I'm not sure this applies to your specific question or situation, but it applies to the title of the question. I'm posting this as an answer here because the issue of unauthorized code (in general) making it's was onto a web server isn't very well covered in any guidance I'm aware of. I'm hoping that this answer will help others that are in a situation more similar to ours than yours.
You cannot be 100% sure, but a Secure Development Lifecycle augmented by tools can go a long way toward helping. It can be labor-intensive, and involve manual checking of logs, or at least some human interaction, but if you've got sensitive data, and the budget to implement any of the approaches, it is worth the effort IMO.
We have a process in place to help assure that code published to our server is approved, reviewed code. I'm not going to list any products, but here is the general outline of our procedures and policies:
- Developers do not have access to the live system, period. Developers cannot push code to the servers. Code needs to be pushed by a designated team outside of development.
- All changes are tracked (source control)
- All changes must be reviewed prior to being published. (and the review is documented and signed by the reviewer and developer.)
- The code review specifies a specific source code revision # that is approved for publish.
- The team that publishes the code publishes it directly from source control via an automated build/deployment script. They simply supply the revision # and tag. The script does the job of taking the code from the right location in source control and pushing it out to the live server. They don't know how to do anything else.

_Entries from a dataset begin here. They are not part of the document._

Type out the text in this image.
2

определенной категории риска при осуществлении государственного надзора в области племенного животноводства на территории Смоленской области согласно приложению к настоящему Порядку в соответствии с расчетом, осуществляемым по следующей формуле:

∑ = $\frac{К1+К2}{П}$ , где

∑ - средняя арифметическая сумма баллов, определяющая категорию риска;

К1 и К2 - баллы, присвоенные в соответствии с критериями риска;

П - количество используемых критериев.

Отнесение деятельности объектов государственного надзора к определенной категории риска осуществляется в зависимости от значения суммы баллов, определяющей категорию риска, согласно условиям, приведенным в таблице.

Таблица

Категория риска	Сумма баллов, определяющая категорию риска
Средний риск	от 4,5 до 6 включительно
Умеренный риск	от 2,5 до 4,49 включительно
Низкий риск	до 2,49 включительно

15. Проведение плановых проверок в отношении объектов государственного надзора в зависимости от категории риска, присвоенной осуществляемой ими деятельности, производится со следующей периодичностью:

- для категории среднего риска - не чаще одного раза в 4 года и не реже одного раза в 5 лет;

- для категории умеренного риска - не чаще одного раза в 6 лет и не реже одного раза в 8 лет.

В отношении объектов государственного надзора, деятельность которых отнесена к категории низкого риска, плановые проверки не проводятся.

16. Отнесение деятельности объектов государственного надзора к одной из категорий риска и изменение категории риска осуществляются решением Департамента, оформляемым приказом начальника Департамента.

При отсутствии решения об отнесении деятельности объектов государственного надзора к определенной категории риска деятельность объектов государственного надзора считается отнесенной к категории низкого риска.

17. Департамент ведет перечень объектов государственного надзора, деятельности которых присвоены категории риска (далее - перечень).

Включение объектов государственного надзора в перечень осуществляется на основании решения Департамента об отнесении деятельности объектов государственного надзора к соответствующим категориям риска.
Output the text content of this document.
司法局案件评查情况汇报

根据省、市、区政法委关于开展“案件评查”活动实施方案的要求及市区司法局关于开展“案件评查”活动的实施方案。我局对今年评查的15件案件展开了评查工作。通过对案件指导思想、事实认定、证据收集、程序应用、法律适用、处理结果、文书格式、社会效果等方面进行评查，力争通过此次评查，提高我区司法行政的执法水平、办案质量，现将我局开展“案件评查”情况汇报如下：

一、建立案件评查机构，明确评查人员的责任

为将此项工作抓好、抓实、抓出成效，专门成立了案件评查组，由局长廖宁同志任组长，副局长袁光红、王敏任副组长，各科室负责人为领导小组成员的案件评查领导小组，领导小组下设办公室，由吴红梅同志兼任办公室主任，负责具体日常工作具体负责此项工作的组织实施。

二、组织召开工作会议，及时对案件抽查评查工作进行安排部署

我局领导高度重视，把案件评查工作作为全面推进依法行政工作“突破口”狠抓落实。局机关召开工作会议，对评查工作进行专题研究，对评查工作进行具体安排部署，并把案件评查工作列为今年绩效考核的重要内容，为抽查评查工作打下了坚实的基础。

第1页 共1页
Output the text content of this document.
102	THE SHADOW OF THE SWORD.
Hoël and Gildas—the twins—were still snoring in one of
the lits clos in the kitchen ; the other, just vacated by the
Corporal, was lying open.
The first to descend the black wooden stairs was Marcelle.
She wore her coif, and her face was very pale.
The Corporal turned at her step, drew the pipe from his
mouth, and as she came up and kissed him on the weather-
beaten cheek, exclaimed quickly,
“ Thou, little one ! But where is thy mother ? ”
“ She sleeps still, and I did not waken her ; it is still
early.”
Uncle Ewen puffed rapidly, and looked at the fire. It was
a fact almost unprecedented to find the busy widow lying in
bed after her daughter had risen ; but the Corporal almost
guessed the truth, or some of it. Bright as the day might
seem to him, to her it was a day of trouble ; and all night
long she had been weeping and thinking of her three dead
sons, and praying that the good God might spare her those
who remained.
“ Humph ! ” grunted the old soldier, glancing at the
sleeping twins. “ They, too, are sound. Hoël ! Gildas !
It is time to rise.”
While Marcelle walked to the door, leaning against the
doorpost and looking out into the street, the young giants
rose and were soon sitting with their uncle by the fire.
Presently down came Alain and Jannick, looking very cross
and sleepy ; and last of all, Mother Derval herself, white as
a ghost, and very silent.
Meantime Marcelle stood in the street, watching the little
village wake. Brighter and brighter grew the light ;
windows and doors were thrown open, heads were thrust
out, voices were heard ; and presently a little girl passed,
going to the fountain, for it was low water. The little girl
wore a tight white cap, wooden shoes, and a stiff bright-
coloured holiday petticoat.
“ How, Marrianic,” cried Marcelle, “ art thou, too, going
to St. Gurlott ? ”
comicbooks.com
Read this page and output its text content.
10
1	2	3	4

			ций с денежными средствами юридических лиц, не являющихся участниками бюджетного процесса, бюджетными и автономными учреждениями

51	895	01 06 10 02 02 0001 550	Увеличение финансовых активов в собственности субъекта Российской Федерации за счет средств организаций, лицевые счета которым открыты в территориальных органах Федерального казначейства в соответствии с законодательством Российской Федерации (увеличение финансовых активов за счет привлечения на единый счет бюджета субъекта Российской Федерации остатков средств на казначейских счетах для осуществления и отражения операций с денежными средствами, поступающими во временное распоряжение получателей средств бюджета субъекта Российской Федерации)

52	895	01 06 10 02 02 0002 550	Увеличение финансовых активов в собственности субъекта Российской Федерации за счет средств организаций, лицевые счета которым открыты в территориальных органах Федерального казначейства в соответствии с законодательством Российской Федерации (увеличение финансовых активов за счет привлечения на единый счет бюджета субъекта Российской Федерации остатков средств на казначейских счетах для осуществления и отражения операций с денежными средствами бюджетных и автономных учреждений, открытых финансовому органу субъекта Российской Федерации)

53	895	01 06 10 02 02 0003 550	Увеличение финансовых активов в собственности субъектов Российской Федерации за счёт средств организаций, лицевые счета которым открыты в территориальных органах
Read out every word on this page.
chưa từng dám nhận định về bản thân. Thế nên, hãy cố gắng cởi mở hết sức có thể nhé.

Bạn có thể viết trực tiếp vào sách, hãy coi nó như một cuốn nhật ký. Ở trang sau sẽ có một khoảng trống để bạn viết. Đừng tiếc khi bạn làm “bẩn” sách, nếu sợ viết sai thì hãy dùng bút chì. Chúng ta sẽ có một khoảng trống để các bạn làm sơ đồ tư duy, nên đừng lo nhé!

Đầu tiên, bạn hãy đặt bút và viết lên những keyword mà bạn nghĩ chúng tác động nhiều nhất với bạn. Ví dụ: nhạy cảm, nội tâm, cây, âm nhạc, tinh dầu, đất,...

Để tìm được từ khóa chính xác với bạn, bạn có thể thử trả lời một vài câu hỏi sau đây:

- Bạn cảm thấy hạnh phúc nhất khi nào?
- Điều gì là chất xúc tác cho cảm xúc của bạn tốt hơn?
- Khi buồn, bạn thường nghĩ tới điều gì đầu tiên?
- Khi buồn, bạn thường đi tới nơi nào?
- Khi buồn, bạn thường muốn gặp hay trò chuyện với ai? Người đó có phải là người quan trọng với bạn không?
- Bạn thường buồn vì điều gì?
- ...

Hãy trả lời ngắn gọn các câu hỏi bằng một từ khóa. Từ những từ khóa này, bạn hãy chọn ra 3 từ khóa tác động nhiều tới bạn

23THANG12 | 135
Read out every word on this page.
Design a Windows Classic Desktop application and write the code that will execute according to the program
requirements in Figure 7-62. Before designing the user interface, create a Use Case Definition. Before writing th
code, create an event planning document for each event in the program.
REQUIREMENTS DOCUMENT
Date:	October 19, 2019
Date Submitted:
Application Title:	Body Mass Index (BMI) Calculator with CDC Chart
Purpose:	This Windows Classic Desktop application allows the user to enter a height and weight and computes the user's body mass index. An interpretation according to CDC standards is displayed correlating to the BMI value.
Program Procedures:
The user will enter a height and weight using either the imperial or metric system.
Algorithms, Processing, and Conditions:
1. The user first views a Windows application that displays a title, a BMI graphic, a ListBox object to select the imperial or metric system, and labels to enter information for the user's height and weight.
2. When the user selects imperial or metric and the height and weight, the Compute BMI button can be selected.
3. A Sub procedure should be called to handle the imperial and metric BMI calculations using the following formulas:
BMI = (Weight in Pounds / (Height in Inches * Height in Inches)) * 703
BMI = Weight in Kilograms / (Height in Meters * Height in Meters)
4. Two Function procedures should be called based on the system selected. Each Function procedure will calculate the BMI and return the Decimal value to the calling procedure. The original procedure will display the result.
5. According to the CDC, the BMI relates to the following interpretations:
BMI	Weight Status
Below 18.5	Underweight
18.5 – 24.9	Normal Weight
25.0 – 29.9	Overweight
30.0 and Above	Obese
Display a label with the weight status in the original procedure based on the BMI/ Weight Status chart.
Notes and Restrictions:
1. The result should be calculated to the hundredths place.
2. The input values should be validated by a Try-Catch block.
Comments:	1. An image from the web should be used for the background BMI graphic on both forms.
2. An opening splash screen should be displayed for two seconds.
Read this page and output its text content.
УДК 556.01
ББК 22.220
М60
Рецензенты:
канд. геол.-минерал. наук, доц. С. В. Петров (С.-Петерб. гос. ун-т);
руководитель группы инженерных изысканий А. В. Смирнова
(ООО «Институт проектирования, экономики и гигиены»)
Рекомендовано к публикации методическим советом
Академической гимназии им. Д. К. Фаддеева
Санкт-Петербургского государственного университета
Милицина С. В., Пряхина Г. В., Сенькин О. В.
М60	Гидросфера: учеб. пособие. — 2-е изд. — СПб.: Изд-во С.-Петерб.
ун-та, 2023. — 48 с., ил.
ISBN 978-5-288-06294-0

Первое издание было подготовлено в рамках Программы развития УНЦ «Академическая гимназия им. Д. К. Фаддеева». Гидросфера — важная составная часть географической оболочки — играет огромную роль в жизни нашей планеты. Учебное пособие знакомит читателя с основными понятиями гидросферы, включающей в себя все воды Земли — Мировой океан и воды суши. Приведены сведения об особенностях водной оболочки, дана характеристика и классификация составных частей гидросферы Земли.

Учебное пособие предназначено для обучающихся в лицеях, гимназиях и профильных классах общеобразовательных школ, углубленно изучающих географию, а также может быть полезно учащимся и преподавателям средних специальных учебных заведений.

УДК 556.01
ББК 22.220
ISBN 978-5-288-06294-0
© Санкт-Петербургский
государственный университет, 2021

Tools that help to enforce this:
- We have software running on our web server that logs any file changes.
- changes to code raise a flag for our security administrator, who checks to ensure that the change was approved, reviewed, and implemented by the process
- This helps us catch code that could make it onto the server either through a rogue insider, or through some code upload.
- We also have software that can compare files/directories for differences. (possible tools here) These tools can be used to scan a "known-good" set of published code and compare them to our live server. "Known good" in this case is code that's in a reviewed/approved revision directly from source control.
- Many of these tools can be scripted.
- We haven't implemented this, but we are toying around with the idea of having a build server configuration that would check out the code from source control and use scripts do the comparison automatically, emailing specified people if there are differences detected. On paper, we've figured out how to do this, but haven't yet gotten around to testing/implementing it.
Of course, this isn't the WHOLE of our development/risk management/deployment process, but it does highlight the pieces that deal with ensuring the code that's approved is actually in place on our live server. I'm leaving out the continuous automated pen tests, and a whole slew of other countermeasures we employ to try to minimize the risk to our customers.
It's also not foolproof. There are holes that a determined attacker could exploit. For example, if our administrator isn't actually reviewing changes to ensure they are approved, the process is not going to work. Also, there's obviously a time lag - the security officer can't monitor changes 24/7, so if he or she isn't around, there's the chance that someone can get unauthorized code on the server and it'll be there until the admin is back on the job.
As an alternative, we've toyed with the idea of simply having a build server automatically publish the entire website every x hours from a pre-determined, pre-approved tag. This way, even if bad code gets out there, it will get erased automatically every x hours. But there are obvious issues with that approach, and we're not ready to go that route yet.
It's quite possible that all our work is foolish and we're doing it wrong, but there's so little guidance out there for this particular problem that we're muddling along the best we can. This process is also based around our specific environment and business model. (maintaining our own websites, self-hosted, entire development team, business units, and Network Admins are all in-house.) It's probably not applicable to anyone in a different situation. Hopefully, someone else out there has other approaches that are more efficient and work better.
So, in agreement with the other answers, there is no 100% foolproof way to ensure that unauthorized code can make it to the servers. But that shouldn't dissuade you from doing all that you can. And if you can document and demonstrate to your user that you're doing something, you will go a long way to building their trust. If you are honest about the potential holes in the plan/process, you will likely gain their trust even further. The point is to do all you can, within the constraints of reason, budget, time, and available tools.